Researchers at Princeton University discovered that, unlike AI systems that require extensive training for each new task, the brain doesn’t start from scratch. Instead, it utilizes what researchers describe as “cognitive LEGOs” – pre-built cognitive units that are recombined to produce new behaviors.

This discovery has implications for fields ranging from artificial intelligence development to the treatment of neurological disorders, and could offer insights into how we learn and adapt throughout our lives.

Brain’s Flexibility Outpaces AI

While artificial intelligence excels at tasks like writing articles and assisting doctors with diagnoses, machines often struggle to rapidly learn new skills or immediately adapt to unfamiliar environments.

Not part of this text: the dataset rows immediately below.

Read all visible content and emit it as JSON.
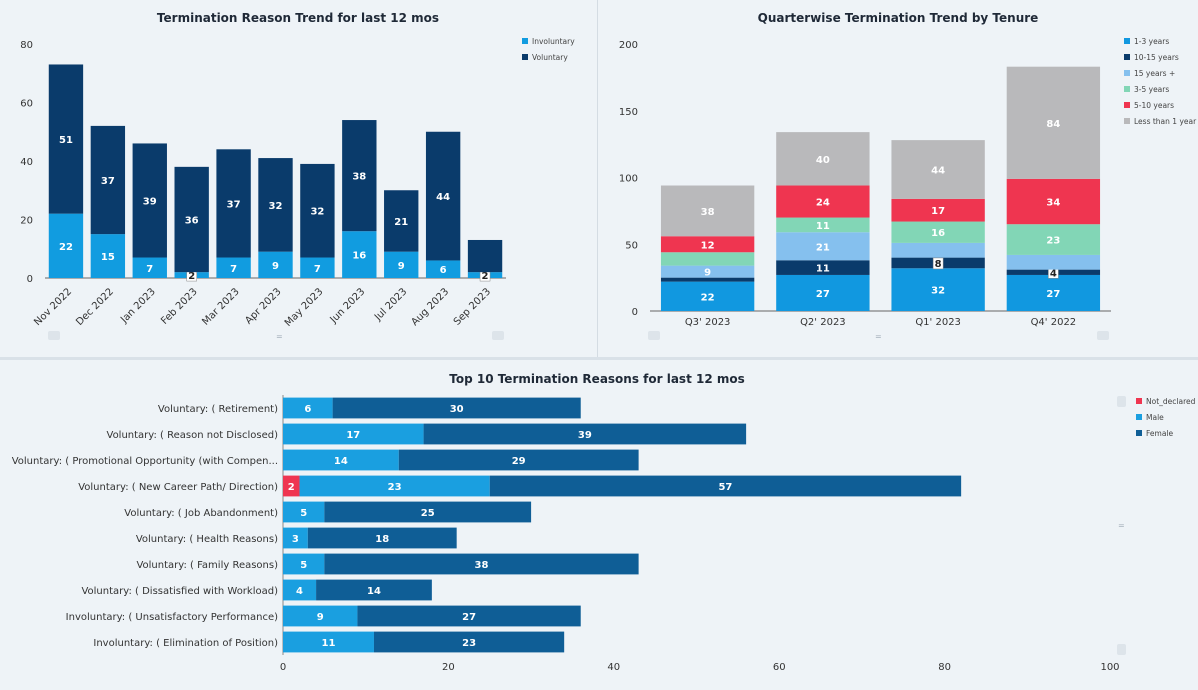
{
  "colors": {
    "voluntary": "#0a3b6b",
    "involuntary": "#119ce0",
    "t1_3": "#1198e0",
    "t10_15": "#0a3b6b",
    "t15p": "#85c0ee",
    "t3_5": "#82d6b6",
    "t5_10": "#ef3550",
    "tlt1": "#b9b9bb",
    "not_declared": "#ef3550",
    "male": "#1a9fe0",
    "female": "#0f5e96"
  },
  "chart_data": [
    {
      "type": "bar",
      "stacked": true,
      "title": "Termination Reason Trend for last 12 mos",
      "categories": [
        "Nov 2022",
        "Dec 2022",
        "Jan 2023",
        "Feb 2023",
        "Mar 2023",
        "Apr 2023",
        "May 2023",
        "Jun 2023",
        "Jul 2023",
        "Aug 2023",
        "Sep 2023"
      ],
      "series": [
        {
          "name": "Involuntary",
          "color_key": "involuntary",
          "values": [
            22,
            15,
            7,
            2,
            7,
            9,
            7,
            16,
            9,
            6,
            2
          ]
        },
        {
          "name": "Voluntary",
          "color_key": "voluntary",
          "values": [
            51,
            37,
            39,
            36,
            37,
            32,
            32,
            38,
            21,
            44,
            11
          ]
        }
      ],
      "hidden_labels": {
        "Voluntary": [
          10
        ]
      },
      "boxed_labels": {
        "Involuntary": [
          3,
          10
        ]
      },
      "ylim": [
        0,
        80
      ],
      "yticks": [
        0,
        20,
        40,
        60,
        80
      ],
      "legend_position": "top-right"
    },
    {
      "type": "bar",
      "stacked": true,
      "title": "Quarterwise Termination Trend by Tenure",
      "categories": [
        "Q3' 2023",
        "Q2' 2023",
        "Q1' 2023",
        "Q4' 2022"
      ],
      "series": [
        {
          "name": "1-3 years",
          "color_key": "t1_3",
          "values": [
            22,
            27,
            32,
            27
          ]
        },
        {
          "name": "10-15 years",
          "color_key": "t10_15",
          "values": [
            3,
            11,
            8,
            4
          ]
        },
        {
          "name": "15 years +",
          "color_key": "t15p",
          "values": [
            9,
            21,
            11,
            11
          ]
        },
        {
          "name": "3-5 years",
          "color_key": "t3_5",
          "values": [
            10,
            11,
            16,
            23
          ]
        },
        {
          "name": "5-10 years",
          "color_key": "t5_10",
          "values": [
            12,
            24,
            17,
            34
          ]
        },
        {
          "name": "Less than 1 year",
          "color_key": "tlt1",
          "values": [
            38,
            40,
            44,
            84
          ]
        }
      ],
      "hidden_labels": {
        "10-15 years": [
          0
        ],
        "15 years +": [
          2,
          3
        ],
        "3-5 years": [
          0
        ]
      },
      "boxed_labels": {
        "10-15 years": [
          2,
          3
        ]
      },
      "ylim": [
        0,
        200
      ],
      "yticks": [
        0,
        50,
        100,
        150,
        200
      ],
      "legend_position": "top-right"
    },
    {
      "type": "bar",
      "orientation": "horizontal",
      "stacked": true,
      "title": "Top 10 Termination Reasons for last 12 mos",
      "categories": [
        "Voluntary: ( Retirement)",
        "Voluntary: ( Reason not Disclosed)",
        "Voluntary: ( Promotional Opportunity (with Compen...",
        "Voluntary: ( New Career Path/ Direction)",
        "Voluntary: ( Job Abandonment)",
        "Voluntary: ( Health Reasons)",
        "Voluntary: ( Family Reasons)",
        "Voluntary: ( Dissatisfied with Workload)",
        "Involuntary: ( Unsatisfactory Performance)",
        "Involuntary: ( Elimination of Position)"
      ],
      "series": [
        {
          "name": "Not_declared",
          "color_key": "not_declared",
          "values": [
            0,
            0,
            0,
            2,
            0,
            0,
            0,
            0,
            0,
            0
          ]
        },
        {
          "name": "Male",
          "color_key": "male",
          "values": [
            6,
            17,
            14,
            23,
            5,
            3,
            5,
            4,
            9,
            11
          ]
        },
        {
          "name": "Female",
          "color_key": "female",
          "values": [
            30,
            39,
            29,
            57,
            25,
            18,
            38,
            14,
            27,
            23
          ]
        }
      ],
      "xlim": [
        0,
        100
      ],
      "xticks": [
        0,
        20,
        40,
        60,
        80,
        100
      ],
      "legend_position": "top-right"
    }
  ]
}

The human brain, however, demonstrates a remarkable ability to:

Learn the rules of a new game within minutes.

Apply previously learned skills to facilitate the acquisition of new ones.

Seamlessly switch between different tasks.

This capability stems from a key cognitive property called compositionality – the ability to build new skills from smaller, pre-existing skills.

How Researchers Tested the Concept

The research team trained two rhesus macaque monkeys on three different visual tasks. The monkeys were tasked with categorizing colored shapes on a screen, either by shape (rabbit/T-shape) or by color (red/green), using eye movements to indicate their answers.

The tasks were designed to:

Share some underlying rules.

Differ in others.

This allowed researchers to investigate whether the brain reused the same neural patterns when tasks shared common cognitive elements.

The Prefrontal Cortex: A Repository of Cognitive Building Blocks

Neural recordings revealed that the prefrontal cortex – the brain region responsible for complex thinking – maintains recurring patterns of neural activity across different tasks whenever a shared skill is required, such as:

Color discrimination.

Shape recognition.

Eye movement control.

These patterns represent the “cognitive LEGOs” that are repeatedly reused.

How Does It Work?

When the brain transitions from one task to another:

It activates the “cognitive LEGO” specific to the new task.

It reuses the shared “LEGOs.”

It deactivates unnecessary “LEGOs” to maintain the composition.

“It’s that simple, and that ingenious,” researchers said.

Why AI Struggles to Replicate This Approach

Most AI systems suffer from:

Catastrophic interference – when learning a new task causes the AI to forget previously learned ones.

However, the brain, thanks to its “cognitive LEGOs,” can:

Learn new tasks without losing existing skills.

Medical and Research Significance of the Discovery

This new understanding could potentially contribute to:

The development of a new generation of AI capable of cumulative learning.

Improved treatment for disorders such as schizophrenia and obsessive-compulsive disorder.

Enhanced rehabilitation after brain injuries.

A better understanding of adaptation difficulties and task-switching challenges experienced by some patients.

These findings could pave the way for therapies that target how the brain assembles and reuses skills.

The research underscores that the brain isn’t merely a thinking machine, but a flexible and intelligent system that utilizes pre-built cognitive components, rearranging them to invent new behaviors. This unique ability currently sets humans apart from artificial intelligence.